The first archaeological investigations conducted in Saint-Philippe in 1973 identified nine former wells along the coast, only three of which can still be seen today. In 2014, an archaeological record was made of the Puits Arabe.

The Puits Arabe

This well is located on the district’s northeast coast. An open-air stairway leads, via an underground gallery, to a vertical shaft at least nine metres deep. Some twenty moil holes attest to the use of explosives to sink the well.

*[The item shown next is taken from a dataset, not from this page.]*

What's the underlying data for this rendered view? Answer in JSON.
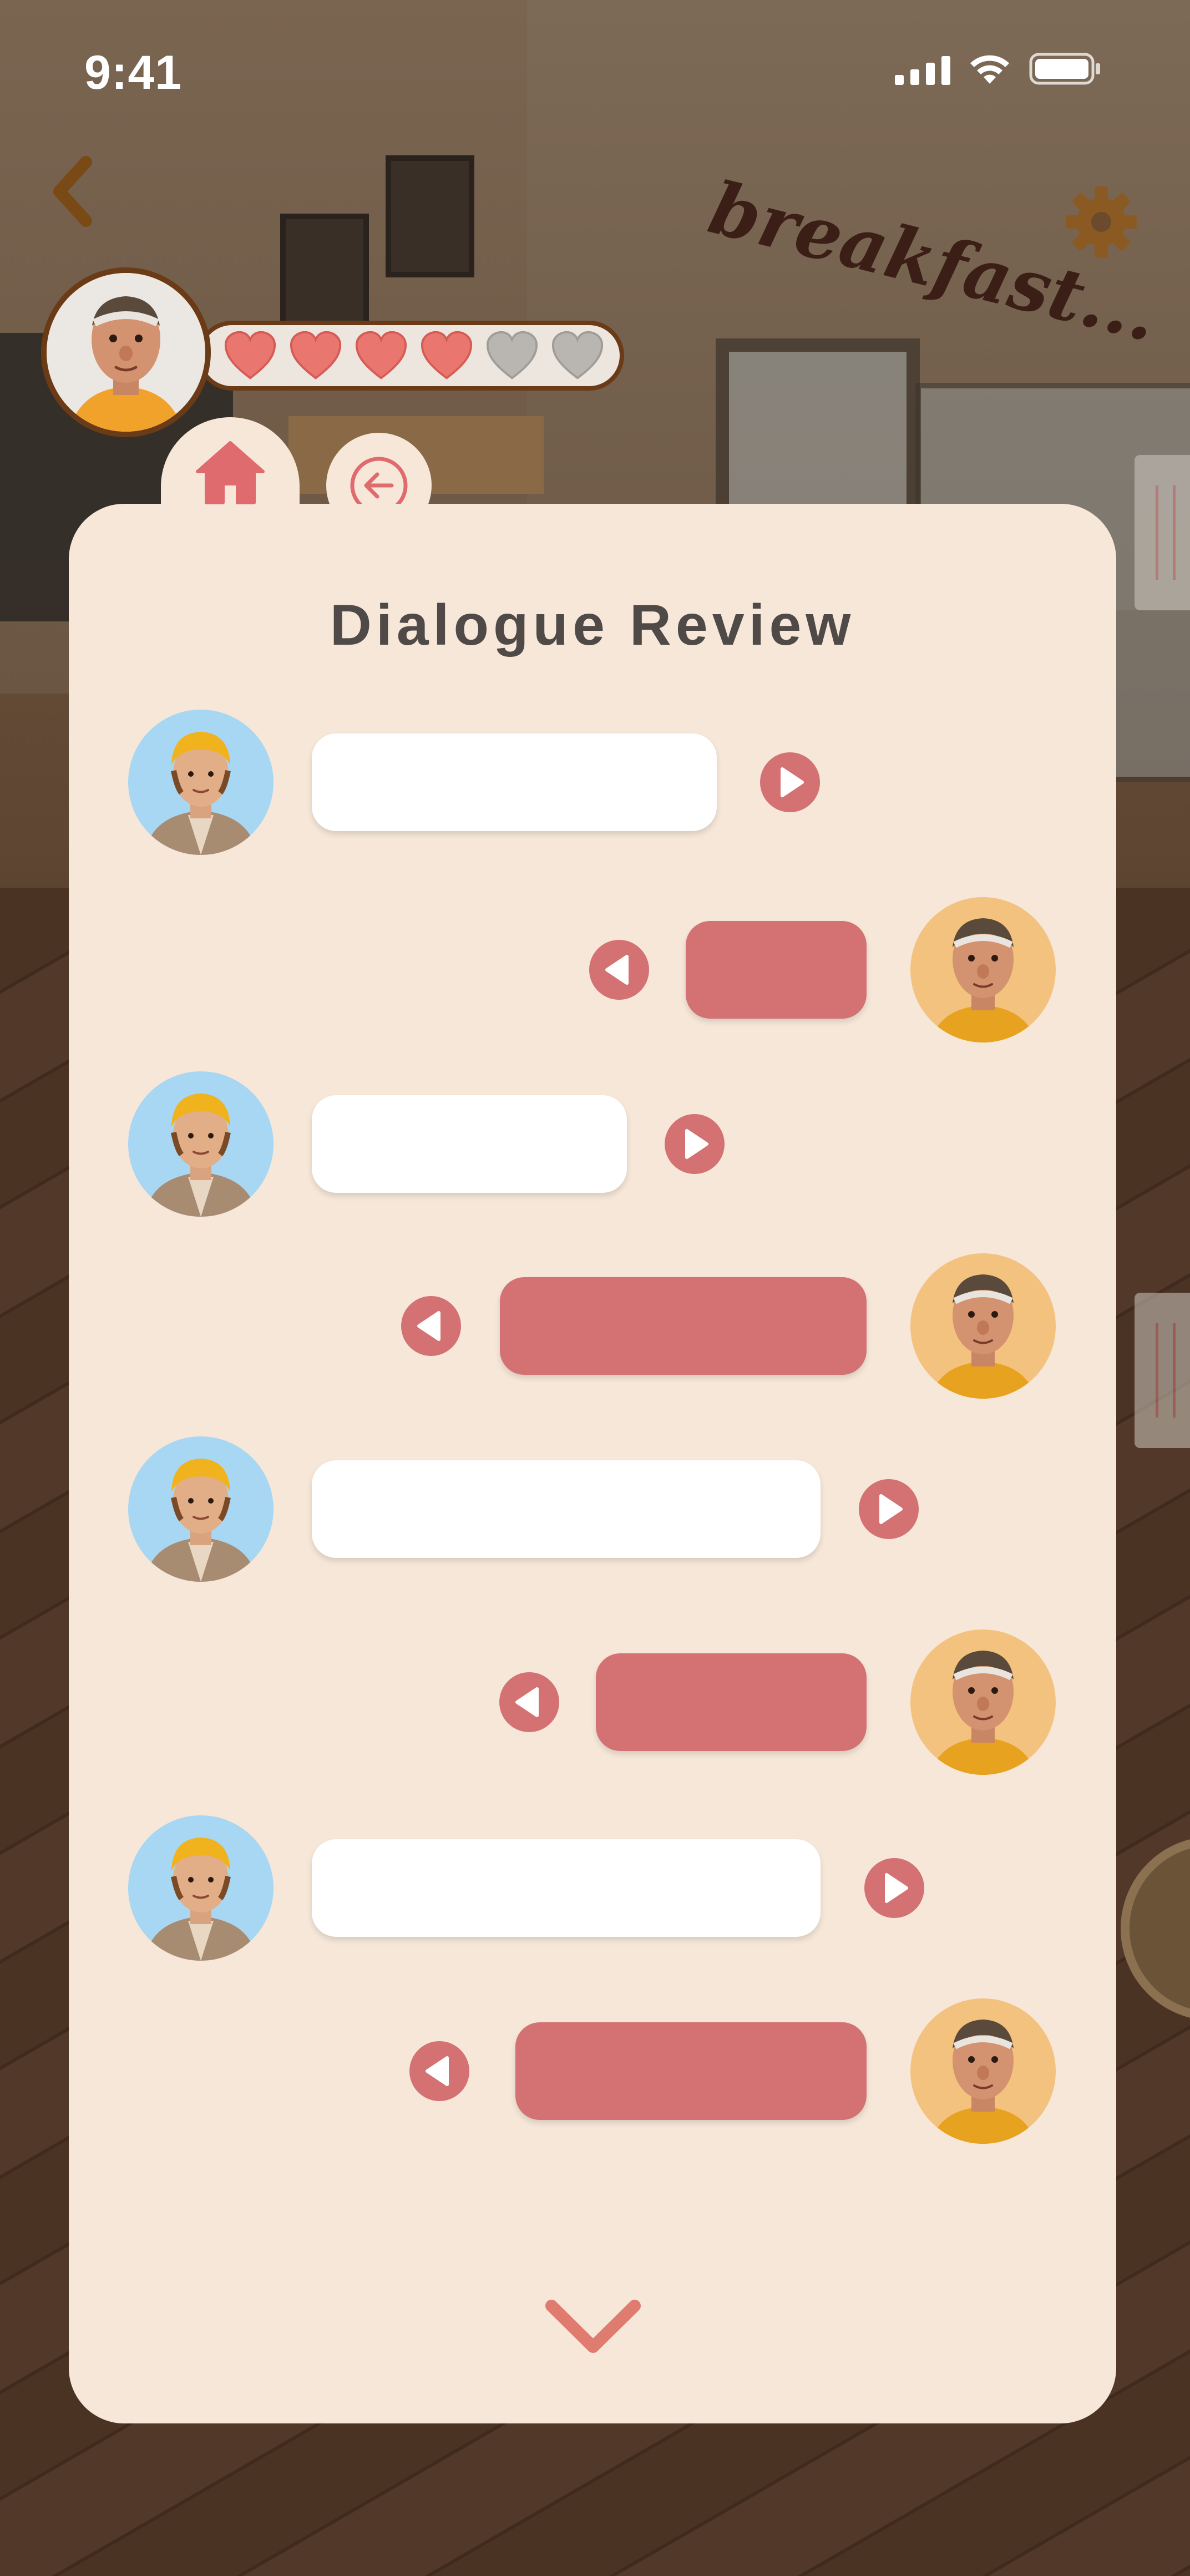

According to several accounts, the vertical shaft was sunk in the second half of the 20th century prior to the installation of a pump. Successive rodding of the well probably means that remains are unlikely to have survived intact. Its name appears to have originated with A.-G. Garsault who, in 1901, mentioned the existence of a work of this type, built "near Saint-Philippe" by an "Eastern civilisation". Although tradition kept the legend alive, it is unlikely it was dug by Arab sailors before the 17th century, since this coast was particularly difficult to access.

Access to water

Like the Puits des Français, the location of the Puits Arabe offers an insight into how the first settlers here solved the water supply problem. At the interface between two volcanic flows from different ages, the site is favourable to groundwater flow and the fractured rock made it was easier to sink the well at this point. It was sunk at the site of an ancient gully.